In the North Cascades, a mosaic of public lands—national, state, and provincial parks, national forests, wilderness, and recreation areas—protects many of the region’s most beloved areas. It’s easy to take their stewardship for granted—few today would argue against preserving natural treasures like Mount Baker, the Picket Range, Cascade Pass, and Suiattle River—but in truth, Washingtonians owe a great deal of gratitude to early visionaries like Polly Dyer.

Without Dyer and her ilk, imagine what might have been: Clear-cuts in the Stehekin Valley. A half-mile-wide open-pit copper mine in the shadow of Glacier Peak. The ancient cedars of the Little Beaver Valley drowned underwater.

Dyer’s six decades of writing letters, organizing volunteers, attending meetings, serving on committees, and lobbying legislators in both Washingtons, have helped keep some of our most spectacular landscapes intact. And in the era before social media, virtual meet-ups, and online petitions, those conservation efforts required a lot of legwork, fundraising, face-to-face negotiations, and pots of coffee.
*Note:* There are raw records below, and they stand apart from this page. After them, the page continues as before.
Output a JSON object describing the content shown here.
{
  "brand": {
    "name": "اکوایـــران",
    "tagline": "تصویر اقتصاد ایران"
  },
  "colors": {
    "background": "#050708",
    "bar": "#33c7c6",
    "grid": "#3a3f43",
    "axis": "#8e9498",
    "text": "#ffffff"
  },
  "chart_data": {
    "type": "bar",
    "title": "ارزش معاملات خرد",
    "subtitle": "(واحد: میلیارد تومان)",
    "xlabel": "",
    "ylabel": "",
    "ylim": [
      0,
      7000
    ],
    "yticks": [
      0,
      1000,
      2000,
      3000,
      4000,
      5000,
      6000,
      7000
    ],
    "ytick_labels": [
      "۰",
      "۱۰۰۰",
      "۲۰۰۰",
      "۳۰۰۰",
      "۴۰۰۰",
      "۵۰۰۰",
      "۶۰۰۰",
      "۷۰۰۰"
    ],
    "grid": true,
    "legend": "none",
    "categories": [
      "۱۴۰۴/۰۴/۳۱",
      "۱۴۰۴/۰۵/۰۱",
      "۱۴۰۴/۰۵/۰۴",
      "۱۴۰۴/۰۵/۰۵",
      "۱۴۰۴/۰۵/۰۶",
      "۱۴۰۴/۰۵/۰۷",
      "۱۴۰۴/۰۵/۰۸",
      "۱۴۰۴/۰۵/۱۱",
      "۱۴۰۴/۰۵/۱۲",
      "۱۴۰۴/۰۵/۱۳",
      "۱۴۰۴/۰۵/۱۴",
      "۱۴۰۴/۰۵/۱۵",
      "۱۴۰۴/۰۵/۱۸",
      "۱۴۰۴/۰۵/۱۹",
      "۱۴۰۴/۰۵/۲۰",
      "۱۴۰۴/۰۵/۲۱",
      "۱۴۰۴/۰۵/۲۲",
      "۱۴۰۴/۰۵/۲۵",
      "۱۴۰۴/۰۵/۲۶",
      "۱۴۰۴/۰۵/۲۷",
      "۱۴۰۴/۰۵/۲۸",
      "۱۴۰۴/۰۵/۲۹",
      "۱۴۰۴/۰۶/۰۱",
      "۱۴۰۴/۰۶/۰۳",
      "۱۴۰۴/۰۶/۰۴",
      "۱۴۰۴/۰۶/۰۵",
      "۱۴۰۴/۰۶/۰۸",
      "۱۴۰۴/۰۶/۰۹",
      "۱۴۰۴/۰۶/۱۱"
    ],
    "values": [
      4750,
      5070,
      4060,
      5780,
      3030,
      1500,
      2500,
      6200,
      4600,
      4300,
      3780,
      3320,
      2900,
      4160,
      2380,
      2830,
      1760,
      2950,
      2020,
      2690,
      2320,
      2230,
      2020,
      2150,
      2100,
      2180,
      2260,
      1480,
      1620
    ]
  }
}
Preserving wild places has been Dyer’s undying passion. “It is a priceless asset which all the dollars man can accumulate will not buy back,” she testified before the U.S. Senate, in support of what would become the Wilderness Act of 1964. With fellow conservationist Howard Zahniser, she is credited with the elegant definition of wilderness enshrined in that legislation: “an area where the earth and its community of life are untrammeled by man, where man himself is a visitor who does not remain.”

As environmental conservation slowly took hold in the national consciousness in the 1960s, all eyes looked toward the North Cascades. The Sierra Club, Wilderness Society, The Mountaineers, and countless local groups were determined to win permanent protection for the “American Alps.”

President Lyndon Johnson signed the North Cascades Act in 1968, creating North Cascades National Park, Ross Lake National Recreation Area, Lake Chelan National Recreation Area, and nearly one million acres of wilderness in the neighboring Glacier Peak and Pasayten highlands.

“Dyer’s drive has been to protect wilderness areas, preserving them as places where the force of nature—rather than the will of human beings—prevails,” historian Paula Becker writes. “Banding with others who fervently believe protecting wilderness areas matters, and steadily recruiting new supporters for the conservation movement, has been her life’s work.”